World Children’s Day will be celebrated on 20 November. As a parent, this significant day might prompt you to think about how you can make your child’s future secure. Your ambitious children need a financially secure future so that they can do great in their higher education and career. With several schemes and investment options, you can secure your kid’s finances easily. Some of the best plans in which you can invest for your child’s future are Sukanya Samriddhi Yojana (SSY), equity mutual funds (MF), and Public Provident Fund (PPF). It should be noted that the SSY scheme is only available for daughters, while the other ones are for both sons and daughters.
Let’s have a look at these schemes in detail:
Sukanya Samriddhi Yojana
SSY is a debt instrument which offers an interest rate of 7.6 per cent. One can open an SSY account for a girl child of up to the age of 10 years. The plan has a tenure of 21 years, or it closes after her wedding. You can make deposits till the 15th year. You will be provided returns from the 16th to the 21st year by the SSY corpus. No additional contributions can be made then.

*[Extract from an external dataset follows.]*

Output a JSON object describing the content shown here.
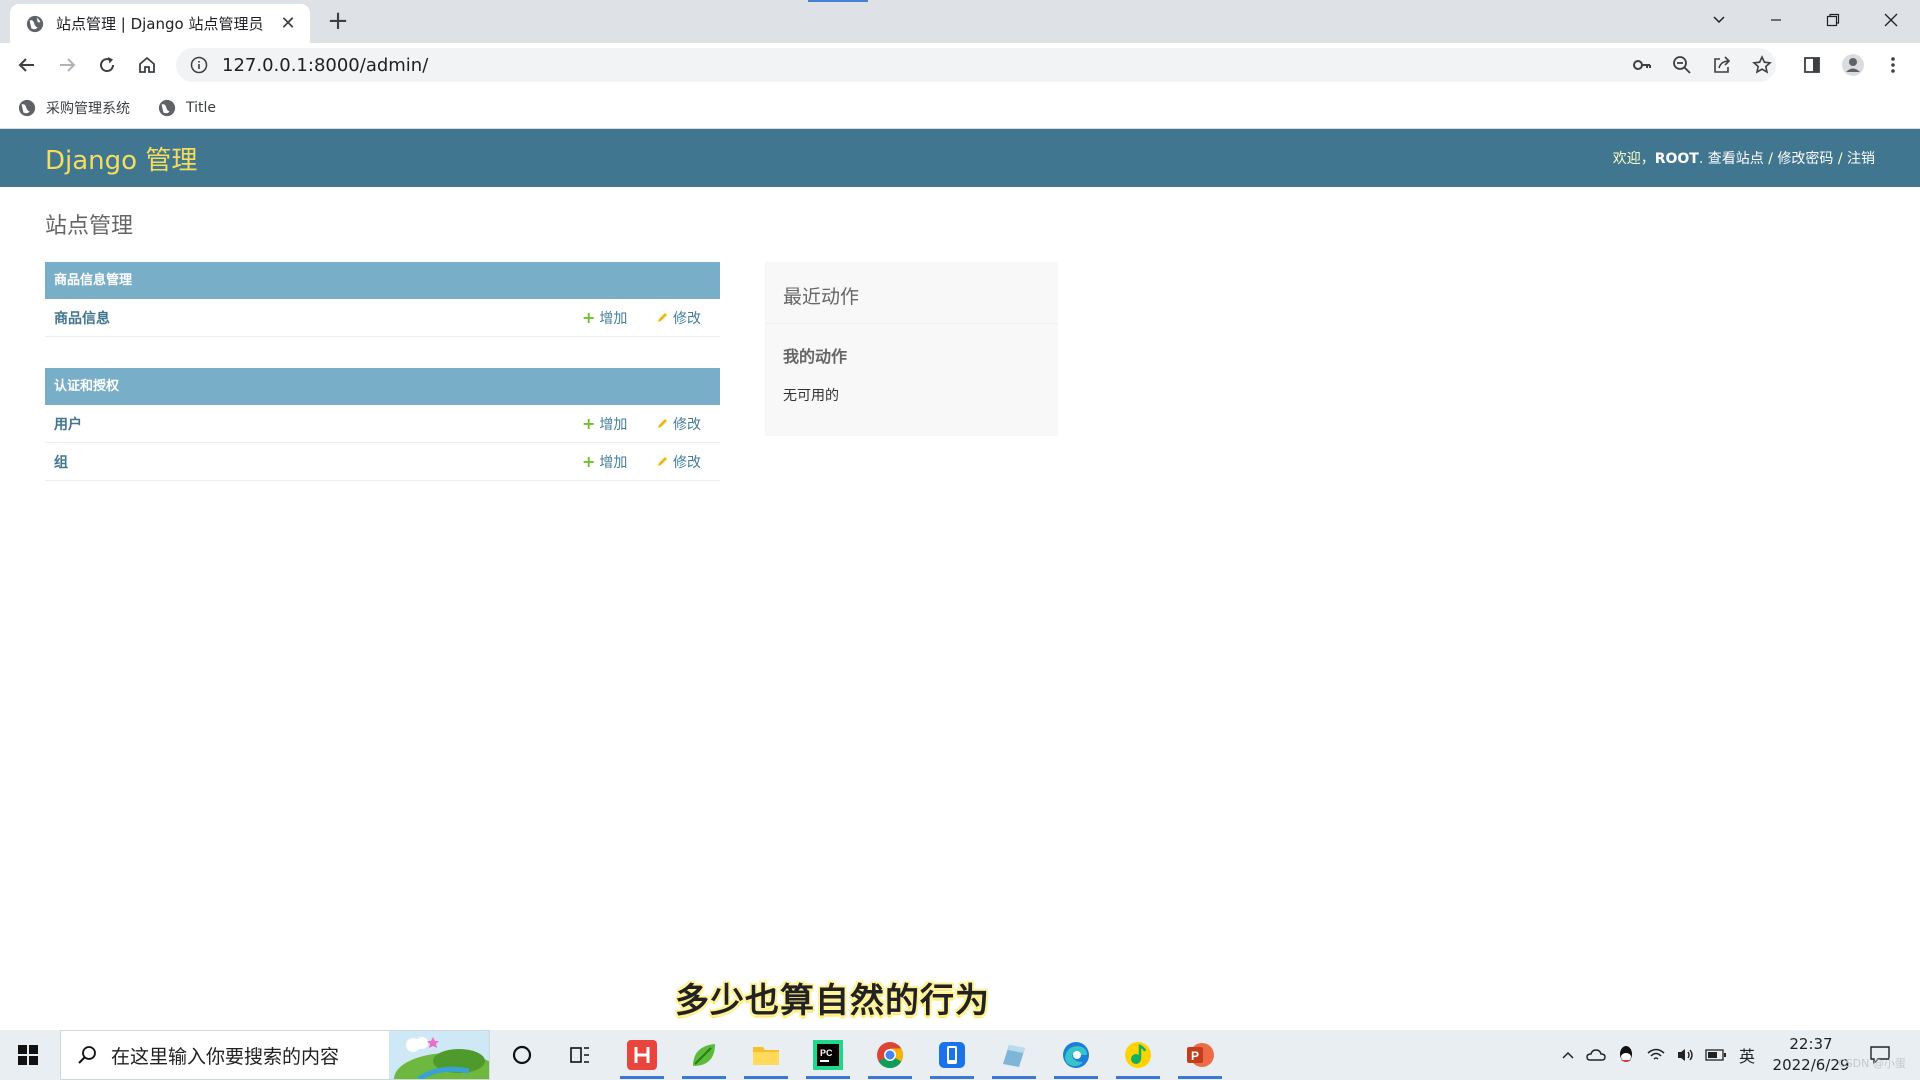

The whole SSY corpus remains locked until your daughter reaches the age of 18. After this, you can withdraw only up to 50 per cent of the amount for educational requirements. Therefore, there may be a problem with liquidity.
Public Provident Fund
If the issue of liquidity is concerning you, then having a PPF account can be beneficial as well because you are able to withdraw funds from the PPF account after a period of 15 years. It also offers more flexibility and can be utilised for investing after the closure of an SSY account. PPF offers 7.1 per cent interest.
Equity mutual funds
If your plan is not long-term, then MFs are a better option. MFs provide you flexibility and you can take out the sum when the need arises. Furthermore, it can also generate inflation-beating returns in the longer run.